Sam’s physical therapist talks to him about his goals. She completes an evaluation and develops a comprehensive treatment plan. She works directly with Sam and consults with his family and school team. Sam receives intensive physical therapy over the summer, and intermittent services during the school year. Together, Sam and his physical therapist work to strengthen his posture, increase his body awareness, and improve his balance and ability to plan motor tasks. She uses tools like a therapy ball, horizontal rope ladder, platform swing, and hula hoop to make the activities fun and motivating for Sam. She leads him and his friends in “partner” games (eg, “mirroring” movements or passing a ball “over and under” in a line), which require changes in his head and body positions. The games help him to learn where his body is in space, and to take turns while playing. His physical therapist provides recommendations to Sam’s parents for including fitness activities in the family’s daily routine. She also recommends foot orthoses to slip into his shoes, to help his feet hit the ground more evenly.

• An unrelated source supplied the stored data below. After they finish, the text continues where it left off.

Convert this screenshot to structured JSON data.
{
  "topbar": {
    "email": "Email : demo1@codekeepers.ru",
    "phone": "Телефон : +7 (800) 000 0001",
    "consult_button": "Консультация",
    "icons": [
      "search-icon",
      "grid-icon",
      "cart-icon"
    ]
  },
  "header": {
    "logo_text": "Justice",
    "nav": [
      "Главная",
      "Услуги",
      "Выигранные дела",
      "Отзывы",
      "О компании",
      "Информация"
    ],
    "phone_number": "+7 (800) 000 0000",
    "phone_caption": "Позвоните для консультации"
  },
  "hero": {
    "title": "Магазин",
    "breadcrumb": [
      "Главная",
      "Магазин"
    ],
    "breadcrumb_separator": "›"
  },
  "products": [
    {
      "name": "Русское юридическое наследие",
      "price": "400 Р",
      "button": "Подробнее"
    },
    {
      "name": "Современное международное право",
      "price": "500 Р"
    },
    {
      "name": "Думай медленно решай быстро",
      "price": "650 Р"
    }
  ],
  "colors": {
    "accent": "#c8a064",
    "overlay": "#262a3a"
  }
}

By the end of the summer, the data his physical therapist has maintained show that Sam has progressed in many movement-skill areas! The acquisition of new skills helps Sam keep up with his peers. Immediately after 1 physical therapy session, Sam for the first time spontaneously introduces himself to a new person and shakes the person’s hand. His parents are pleased and amazed by his improved movement and social skills.
When school starts in the fall, Sam is able to participate in the drama club and school musical with his peers. He has better coordination and control of his body in space, as well as more confidence. By the end of the school year, he has sufficient strength and balance to ride his bicycle independently. At the beginning of the following school year, he is able to participate with the track team, and he runs without flapping his arms. Sam enjoys the social and fitness benefits of his gains in motor skills, and his self-esteem has improved. He continues to maintain an honor-roll GPA. His parents now receive reports about how well he is doing in his classes, and no longer dread a phone call from school.